Brown alga zoids have the same two basic flagella discussed in the heterokont section. However, orientation of the flagella is unique in the Phaeophyceae. In general, the flagella are both inserted laterally.

- In Diatoms
Zoids are not as common in the diatoms as in the algal families. Diatoms are generally broken into two categories, the centric diatoms and the pennate diatoms. Of these two categories, only the centric diatoms have been found to produce zoids and only the male gametes have flagella. These motile, male gametes have been found to only possess one flagellum with no signs of even a rudimentary second flagella. This deviates from the standard definition of a heterokont. Because of this deviation, diatoms are often classified as "stramenopiles".

===Zoids in non-vascular plants and fungi===
Among the non-vascular plants, specifically the Bryophytes, species that sexually reproduce will utilize zoids as their gametes. Many species of Bryophytes are primarily asexually reproducing structures that reproduce by fragmentation or cloning. When the Bryophytes do reproduce sexually, the male zoids must swim from the antheridia to the archegonia. These zoids are generally bi-flagellate but this can vary species to species.

Fungi are a very diverse group of organisms with very diverse life cycles. Most reproduce using spores and many do not utilize zoids for their reproduction. However, one particular class of organisms that is very closely related to fungi use a similar zoid to the heterokonts mentioned above. Oomycota or water molds are a group of potentially pathogenic fungi-like eukaryotic organisms that utilize bi-flagellate zoids as their reproductive spores. The zoids are only released in aquatic environments. These oomycetes have been responsible for disease outbreaks such as sudden oak death and the Great Famine of Ireland (early blight).

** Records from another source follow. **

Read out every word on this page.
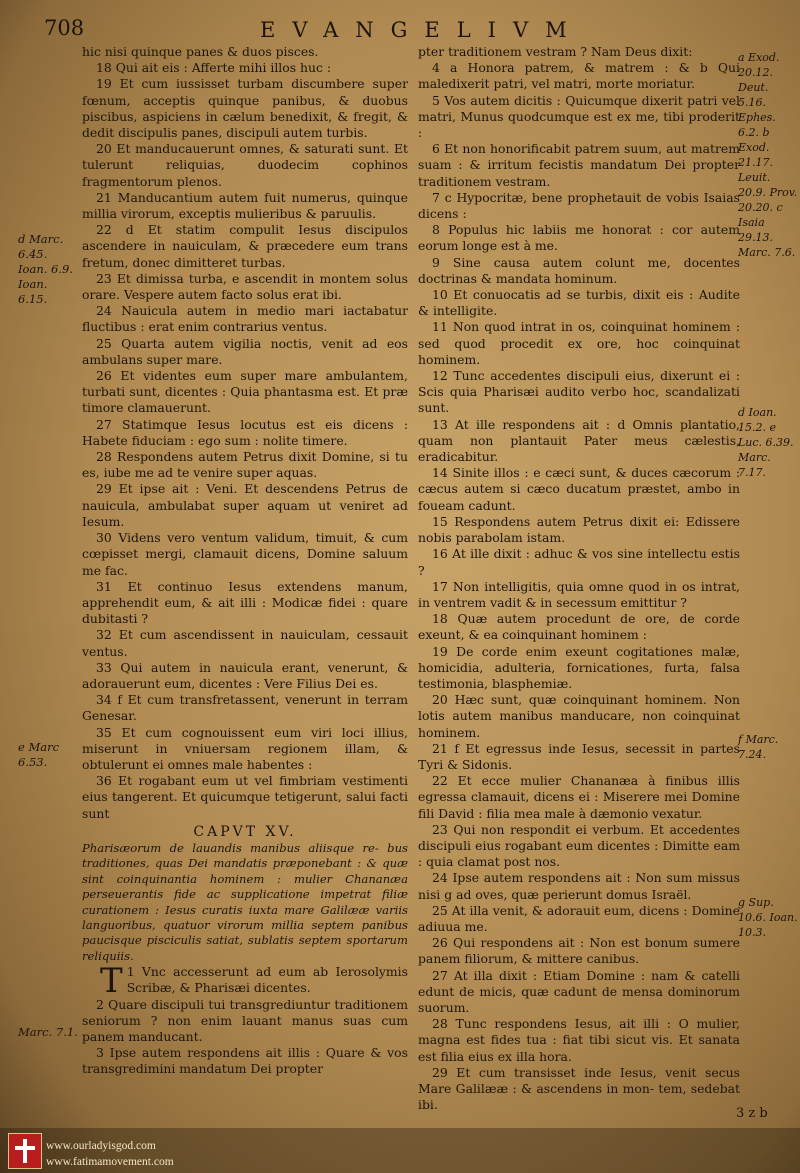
708	EVANGELIVM
d Marc. 6.45. Ioan. 6.9. Ioan. 6.15.
e Marc 6.53.
Marc. 7.1.
a Exod. 20.12. Deut. 5.16. Ephes. 6.2. b Exod. 21.17. Leuit. 20.9. Prov. 20.20. c Isaia 29.13. Marc. 7.6.
d Ioan. 15.2. e Luc. 6.39. Marc. 7.17.
f Marc. 7.24.
g Sup. 10.6. Ioan. 10.3.

hic nisi quinque panes & duos pisces.

18 Qui ait eis : Afferte mihi illos huc :

19 Et cum iussisset turbam discumbere super fœnum, acceptis quinque panibus, & duobus piscibus, aspiciens in cælum benedixit, & fregit, & dedit discipulis panes, discipuli autem turbis.

20 Et manducauerunt omnes, & saturati sunt. Et tulerunt reliquias, duodecim cophinos fragmentorum plenos.

21 Manducantium autem fuit numerus, quinque millia virorum, exceptis mulieribus & paruulis.

22 d Et statim compulit Iesus discipulos ascendere in nauiculam, & præcedere eum trans fretum, donec dimitteret turbas.

23 Et dimissa turba, e ascendit in montem solus orare. Vespere autem facto solus erat ibi.

24 Nauicula autem in medio mari iactabatur fluctibus : erat enim contrarius ventus.

25 Quarta autem vigilia noctis, venit ad eos ambulans super mare.

26 Et videntes eum super mare ambulantem, turbati sunt, dicentes : Quia phantasma est. Et præ timore clamauerunt.

27 Statimque Iesus locutus est eis dicens : Habete fiduciam : ego sum : nolite timere.

28 Respondens autem Petrus dixit Domine, si tu es, iube me ad te venire super aquas.

29 Et ipse ait : Veni. Et descendens Petrus de nauicula, ambulabat super aquam ut veniret ad Iesum.

30 Videns vero ventum validum, timuit, & cum cœpisset mergi, clamauit dicens, Domine saluum me fac.

31 Et continuo Iesus extendens manum, apprehendit eum, & ait illi : Modicæ fidei : quare dubitasti ?

32 Et cum ascendissent in nauiculam, cessauit ventus.

33 Qui autem in nauicula erant, venerunt, & adorauerunt eum, dicentes : Vere Filius Dei es.

34 f Et cum transfretassent, venerunt in terram Genesar.

35 Et cum cognouissent eum viri loci illius, miserunt in vniuersam regionem illam, & obtulerunt ei omnes male habentes :

36 Et rogabant eum ut vel fimbriam vestimenti eius tangerent. Et quicumque tetigerunt, salui facti sunt

CAPVT XV.

Pharisæorum de lauandis manibus aliisque re- bus traditiones, quas Dei mandatis præponebant : & quæ sint coinquinantia hominem : mulier Chananæa perseuerantis fide ac supplicatione impetrat filiæ curationem : Iesus curatis iuxta mare Galilææ variis languoribus, quatuor virorum millia septem panibus paucisque pisciculis satiat, sublatis septem sportarum reliquiis.

T 1 Vnc accesserunt ad eum ab Ierosolymis Scribæ, & Pharisæi dicentes.

2 Quare discipuli tui transgrediuntur traditionem seniorum ? non enim lauant manus suas cum panem manducant.

3 Ipse autem respondens ait illis : Quare & vos transgredimini mandatum Dei propter

pter traditionem vestram ? Nam Deus dixit:

4 a Honora patrem, & matrem : & b Qui maledixerit patri, vel matri, morte moriatur.

5 Vos autem dicitis : Quicumque dixerit patri vel matri, Munus quodcumque est ex me, tibi proderit :

6 Et non honorificabit patrem suum, aut matrem suam : & irritum fecistis mandatum Dei propter traditionem vestram.

7 c Hypocritæ, bene prophetauit de vobis Isaias dicens :

8 Populus hic labiis me honorat : cor autem eorum longe est à me.

9 Sine causa autem colunt me, docentes doctrinas & mandata hominum.

10 Et conuocatis ad se turbis, dixit eis : Audite & intelligite.

11 Non quod intrat in os, coinquinat hominem : sed quod procedit ex ore, hoc coinquinat hominem.

12 Tunc accedentes discipuli eius, dixerunt ei : Scis quia Pharisæi audito verbo hoc, scandalizati sunt.

13 At ille respondens ait : d Omnis plantatio, quam non plantauit Pater meus cælestis, eradicabitur.

14 Sinite illos : e cæci sunt, & duces cæcorum : cæcus autem si cæco ducatum præstet, ambo in foueam cadunt.

15 Respondens autem Petrus dixit ei: Edissere nobis parabolam istam.

16 At ille dixit : adhuc & vos sine intellectu estis ?

17 Non intelligitis, quia omne quod in os intrat, in ventrem vadit & in secessum emittitur ?

18 Quæ autem procedunt de ore, de corde exeunt, & ea coinquinant hominem :

19 De corde enim exeunt cogitationes malæ, homicidia, adulteria, fornicationes, furta, falsa testimonia, blasphemiæ.

20 Hæc sunt, quæ coinquinant hominem. Non lotis autem manibus manducare, non coinquinat hominem.

21 f Et egressus inde Iesus, secessit in partes Tyri & Sidonis.

22 Et ecce mulier Chananæa à finibus illis egressa clamauit, dicens ei : Miserere mei Domine fili David : filia mea male à dæmonio vexatur.

23 Qui non respondit ei verbum. Et accedentes discipuli eius rogabant eum dicentes : Dimitte eam : quia clamat post nos.

24 Ipse autem respondens ait : Non sum missus nisi g ad oves, quæ perierunt domus Israël.

25 At illa venit, & adorauit eum, dicens : Domine adiuua me.

26 Qui respondens ait : Non est bonum sumere panem filiorum, & mittere canibus.

27 At illa dixit : Etiam Domine : nam & catelli edunt de micis, quæ cadunt de mensa dominorum suorum.

28 Tunc respondens Iesus, ait illi : O mulier, magna est fides tua : fiat tibi sicut vis. Et sanata est filia eius ex illa hora.

29 Et cum transisset inde Iesus, venit secus Mare Galilææ : & ascendens in mon- tem, sedebat ibi.

3 z b
www.ourladyisgod.com
www.fatimamovement.com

===Zoids in vascular plants===
Zoids are found in three types of vascular plants; ferns, cycads, and Ginkgo biloba. The zoids of each of these groups are large and multi-flagellated. The mature spermatozoids of the fern Asplenium onopteris are 8 to 8.5 micrometers in length and contain 50 flagella. The zoid of the cycad can be up to 300 to 500 micrometers long and can contain thousands of flagella. The zoid of the ginkgo is approximately 86 micrometers long and also can contain thousands of flagella. Because of the high number of flagella associated with both cycads and ginkgo, there has been some debate as to whether they are flagella or cilia. Either way, cycads and Ginkgo are rare woody plants that produce motile gametes.

==Evolution==
In plants, the zoid, or swimming sperm, is considered to be a trait of the "lower" land plants. In aqueous environments, the necessity for motile reproduction is obvious, but on land this adaptation loses its relevance. The zoid is most common among the non-vascular plants and the "lower" vascular plants. It is hypothesized that as the land plants evolved enclosed ovules, the necessity for a film of water and therefore motile sperm became unnecessary. Motile, flagellated sperm or zoids is rare in angiosperms.

Along the same lines, the Ginkgo is a species that has no close living relative. It is believed to be most closely related to the giant seed ferns which date back to the Jurassic period. This represents what would also be considered a "lower" land plant. Ginkgo were originally classified in the Taxaceae, or yew, family. When it was discovered that ginkgo had motile sperm, they were moved to their own family, Ginkgoaceae.